TITLE

Workers' Willingness to Accept Contingent Employment

AUTHOR(S)
Bernasek, Alexandra; Kinnear, Douglas
PUB. DATE
June 1999
SOURCE
Journal of Economic Issues (Association for Evolutionary Economi;Jun99, Vol. 33 Issue 2, p461
SOURCE TYPE
Academic Journal
DOC. TYPE
Article
ABSTRACT
The purpose of this paper is to explore the notion of workers' willingness to accept contingent employment. Contingent jobs are defined broadly as jobs that will not last indefinitely. Given the opposing views of these employment arrangements on one hand, it is argued that they benefit workers by giving them greater flexibility, and on the other hand, it is argued that they hurt workers by subjecting them to greater insecurity and provide fewer job benefits--it seems likely that contingent arrangements are beneficial for some workers but not for others. Much of the existing research on contingent labor provides descriptive statistics outlining the numbers and characteristics of workers in contingent arrangements.
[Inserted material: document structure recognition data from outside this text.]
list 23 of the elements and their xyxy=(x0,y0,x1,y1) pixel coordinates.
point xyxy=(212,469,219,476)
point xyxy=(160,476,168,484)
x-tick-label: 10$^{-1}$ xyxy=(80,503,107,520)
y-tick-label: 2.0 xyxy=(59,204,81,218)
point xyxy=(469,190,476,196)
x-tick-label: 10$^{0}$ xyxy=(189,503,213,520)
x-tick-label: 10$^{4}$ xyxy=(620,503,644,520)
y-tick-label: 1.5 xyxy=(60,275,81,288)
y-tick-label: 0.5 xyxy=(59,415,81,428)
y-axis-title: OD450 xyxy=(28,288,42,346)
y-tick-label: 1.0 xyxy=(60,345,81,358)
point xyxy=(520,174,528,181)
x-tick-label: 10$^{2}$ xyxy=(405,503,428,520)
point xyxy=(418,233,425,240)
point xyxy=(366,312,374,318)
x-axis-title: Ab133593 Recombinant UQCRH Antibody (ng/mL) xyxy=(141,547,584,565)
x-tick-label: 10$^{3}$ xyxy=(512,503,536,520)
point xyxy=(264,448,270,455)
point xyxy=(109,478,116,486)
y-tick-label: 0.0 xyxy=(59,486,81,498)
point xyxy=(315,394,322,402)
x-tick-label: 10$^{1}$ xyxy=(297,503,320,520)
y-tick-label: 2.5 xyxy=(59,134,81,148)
Research suggests that minorities, women, less educated and young workers are disproportionately represented in contingent jobs. The data used in this study are from the February 1995 Contingent Worker Supplement to the Current Population Survey (CPS). The CPS, a monthly survey of a representative sample of approximately 56000 U.S. households, is the source of official government statistics on employment. The Contingent Worker Supplement was included in an effort to estimate the number of U.S. workers in contingent jobs.